Most of the talk about energy on Beacon Hill has focused on solar power and Canadian hydro. But judging from a field trip to Denmark that legislators took this month, proponents of offshore wind are determined not to be left out in the cold. The main goal: to show off the country’s offshore wind turbines and manufacturing operations. The trip’s $38,000 cost was funded through the Special Initiative on Offshore Wind, a project at the University of Delaware that’s backed by the Rockefeller Brothers Fund and other foundations.
The delegation included Democratic Representative Patricia Haddad, a top lieutenant of House Speaker Robert DeLeo and offshore wind’s most prominent backer in the House of Representatives. Haddad is pushing a wide-ranging energy bill that includes a provision that would prompt Eversource Energy and National Grid to enter into long-term contracts with offshore wind farm developers.
Haddad watched one coal-fired power plant close in her hometown of Somerset and is preparing for the other one to close in 2017. She sees offshore wind as a way to replace some of the lost jobs.
Other lawmakers who joined Haddad on the three-day tour included senators Karen Spilka, Mark Montigny, and Marc Pacheco and representatives Ron Mariano, Jim O’Day, Tom Golden, and Sarah Peake.
Insurance coverage that’s fit for a pope
A papal visit is part Super Bowl, part diplomatic tour — and no easy event to insure.
The Boston insurance brokerage Risk Strategies Co. was tapped to create the comprehensive policy to insure Pope Francis’s visit to Philadelphia this week, on behalf of the host committee and the city’s diocese.
A Risk Strategies’ subsidiary, DeWitt Stern, has developed insurance plans for Broadway plays and football games.
But Pope Francis’s visit posed unique challenges, said LeConte Moore, the managing director of DeWitt Stern.
Since the Boston Marathon bombing two years ago, insurance companies have been reluctant to cover such large, open events, which could be potential terrorism targets, Moore said.
“They run for the hills,” he said.
But Moore, along with Curtis & Porter LLC, the Philadelphia archdiocese’s day-to-day insurance broker, convinced insurers that security for the pope would be tighter than at most large events, with agencies such as the FBI providing staff.
Connecticut-based W. R. Berkley Corp., which insures the Super Bowl, eventually signed on as the lead insurer for the pope’s two-day Philadelphia trip.

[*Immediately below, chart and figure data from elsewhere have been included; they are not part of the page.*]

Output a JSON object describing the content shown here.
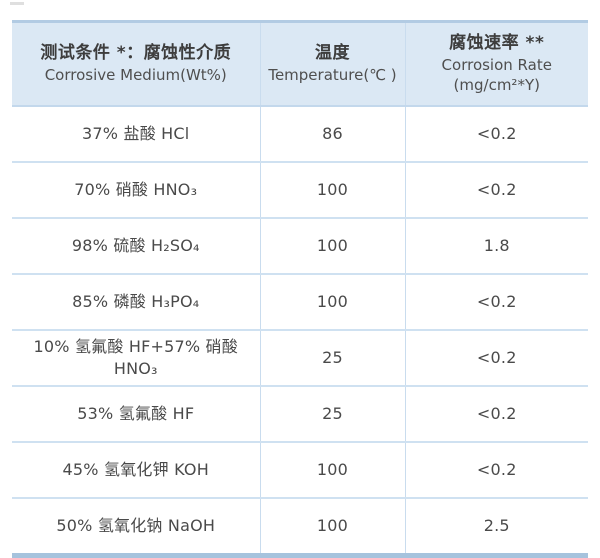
{
  "colors": {
    "page_bg": "#ffffff",
    "header_bg": "#dbe8f4",
    "header_top_border": "#b2cbe3",
    "row_divider": "#cfe1f1",
    "column_divider": "#c9dcee",
    "bottom_border": "#a6c3dd",
    "header_text": "#3d3d3d",
    "body_text": "#4a4a4a"
  },
  "table": {
    "header": {
      "medium_zh": "测试条件 *：腐蚀性介质",
      "medium_en": "Corrosive Medium(Wt%)",
      "temperature_zh": "温度",
      "temperature_en": "Temperature(℃ )",
      "rate_zh": "腐蚀速率 **",
      "rate_en": "Corrosion Rate",
      "rate_unit": "(mg/cm²*Y)"
    },
    "rows": [
      {
        "medium": "37% 盐酸 HCl",
        "temperature": "86",
        "rate": "<0.2"
      },
      {
        "medium": "70% 硝酸 HNO₃",
        "temperature": "100",
        "rate": "<0.2"
      },
      {
        "medium": "98% 硫酸 H₂SO₄",
        "temperature": "100",
        "rate": "1.8"
      },
      {
        "medium": "85% 磷酸 H₃PO₄",
        "temperature": "100",
        "rate": "<0.2"
      },
      {
        "medium": "10% 氢氟酸 HF+57% 硝酸\nHNO₃",
        "temperature": "25",
        "rate": "<0.2"
      },
      {
        "medium": "53% 氢氟酸 HF",
        "temperature": "25",
        "rate": "<0.2"
      },
      {
        "medium": "45% 氢氧化钾 KOH",
        "temperature": "100",
        "rate": "<0.2"
      },
      {
        "medium": "50% 氢氧化钠 NaOH",
        "temperature": "100",
        "rate": "2.5"
      }
    ]
  }
}
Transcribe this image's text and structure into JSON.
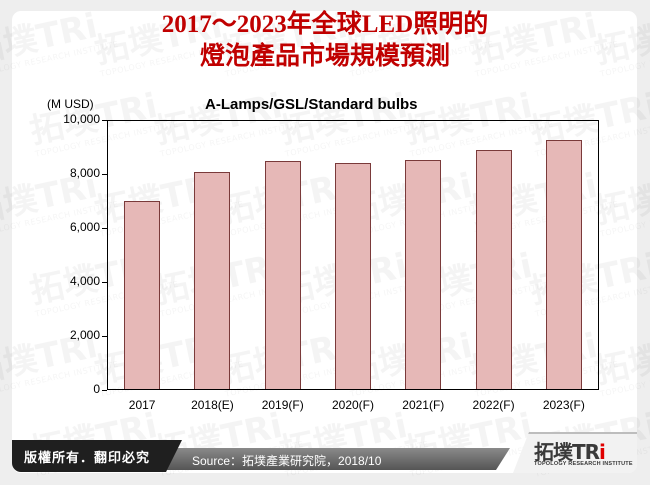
{
  "header": {
    "title_line1": "2017～2023年全球LED照明的",
    "title_line2": "燈泡產品市場規模預測"
  },
  "chart_data": {
    "type": "bar",
    "title": "A-Lamps/GSL/Standard bulbs",
    "xlabel": "",
    "ylabel": "(M USD)",
    "ylim": [
      0,
      10000
    ],
    "yticks": [
      0,
      2000,
      4000,
      6000,
      8000,
      10000
    ],
    "ytick_labels": [
      "0",
      "2,000",
      "4,000",
      "6,000",
      "8,000",
      "10,000"
    ],
    "categories": [
      "2017",
      "2018(E)",
      "2019(F)",
      "2020(F)",
      "2021(F)",
      "2022(F)",
      "2023(F)"
    ],
    "values": [
      6970,
      8020,
      8450,
      8380,
      8490,
      8850,
      9220
    ],
    "grid": false,
    "legend": null,
    "bar_color": "#e6b8b7",
    "bar_edge_color": "#7a3a3a"
  },
  "footer": {
    "copyright": "版權所有．翻印必究",
    "source": "Source：拓墣產業研究院，2018/10",
    "logo_cn": "拓墣",
    "logo_en_prefix": "TR",
    "logo_en_suffix": "i",
    "logo_sub": "TOPOLOGY RESEARCH INSTITUTE"
  },
  "watermark": {
    "text": "拓墣TRi",
    "sub": "TOPOLOGY RESEARCH INSTITUTE"
  },
  "colors": {
    "title": "#c00000",
    "bar_fill": "#e6b8b7",
    "bar_border": "#7a3a3a",
    "footer_dark": "#1f1f1f",
    "footer_gray": "#6e6e6e",
    "logo_accent": "#e00000"
  }
}
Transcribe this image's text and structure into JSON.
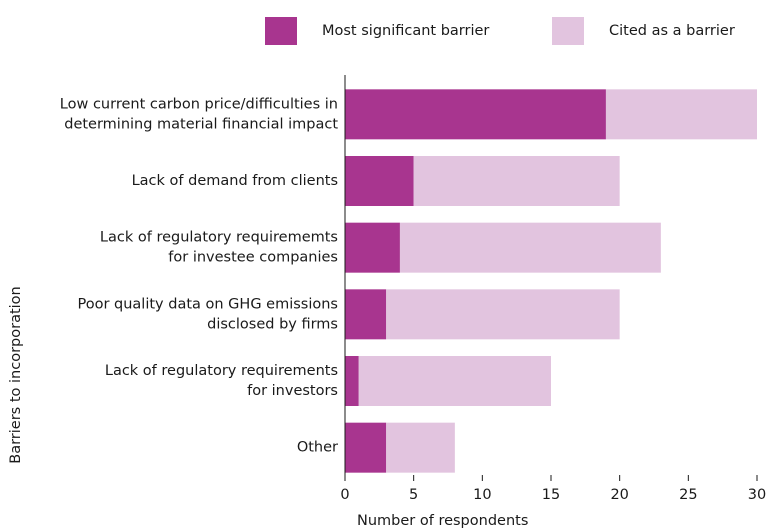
{
  "chart_data": {
    "type": "barh_stacked",
    "categories": [
      [
        "Low current carbon price/difficulties in",
        "determining material financial impact"
      ],
      [
        "Lack of demand from clients"
      ],
      [
        "Lack of regulatory requirememts",
        "for investee companies"
      ],
      [
        "Poor quality data on GHG emissions",
        "disclosed by firms"
      ],
      [
        "Lack of regulatory requirements",
        "for investors"
      ],
      [
        "Other"
      ]
    ],
    "series": [
      {
        "name": "Most significant barrier",
        "color": "#a8358f",
        "values": [
          19,
          5,
          4,
          3,
          1,
          3
        ]
      },
      {
        "name": "Cited as a barrier",
        "color": "#e2c4df",
        "values": [
          11,
          15,
          19,
          17,
          14,
          5
        ]
      }
    ],
    "xlim": [
      0,
      30
    ],
    "xticks": [
      0,
      5,
      10,
      15,
      20,
      25,
      30
    ],
    "xlabel": "Number of respondents",
    "ylabel": "Barriers to incorporation"
  }
}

The total policy covers not only the big liabilities, such as terrorism, but the smaller risks, such as potential damage to the lectern that Pope Francis will use when he speaks at Independence Hall in Philadelphia.
The simple, walnut lectern is no ordinary stand: President Abraham Lincoln delivered the Gettysburg Address in front of it, Moore said.
Staying put in Virginia
When Kristen Cavallo was recruited to return to Mullen in 2011 to be the Boston advertising agency’s chief strategy officer, she was living with her family in Richmond, but eventually planned to move back to the Boston area when her kids were older.
She continued to balance her work days between Boston and Virginia, even after she was named president of the agency’s Boston office last year.
But Cavallo’s coworkers at the agency, which is now known asMullen Lowe, learned this month that she won’t be heading north, after all.
Instead, she has decided to step down from the president’s job so she can spend more time with her family in Richmond.
She’ll shift to a different role within Mullen that will focus on client relations and talent development.
“A situation developed on a personal front which prevents her from moving,” spokesman David Swaebe said.
A search has already begun for a new president of Mullen Lowe’s Boston office, where about 450 people work. Swaebe said Mullen Lowe officials hope to find a replacement for Cavallo by the end of October.
Lee Newman, Mullen Lowe’s US chief executive, and Cavallo broke the news to workers at a staff meeting two days after Labor Day.
A new voice for nonprofits
Like many people fresh out of college, Jim Klocke (“rhymes with hockey,” he likes to say) took a while to find his path.
After graduating from Notre Dame in 1982, he worked on Gary Hart’s presidential campaign, attended a year of law school, got a degree from Harvard’s Kennedy School of Government, worked for the Dukakis administration, and ran unsuccessfully for Boston City Council.
Then, in 1992, he landed a gig at the Greater Boston Chamber of Commerce — and stayed put for the next two decades, most recently as an executive vice president.
“Anybody who knew me in my 20s wouldn’t have guessed I’d stay in my job for 2.3 years, let alone 23 years,” Klocke jokes.
Now his long streak is coming to an end: Klocke, 54, has been named chief executive of the Massachusetts Nonprofit Network, an umbrella group for the state’s roughly 34,000 not-for-profit organizations.
He begins Oct. 13.
A Wellesley resident, Klocke succeeds Rick Jakious, who left to become district director for US Representative Seth Moulton. Klocke’s departure comes shortly after the chamber got a new president and CEO, James Rooney, former director of the Massachusetts Convention Center Authority.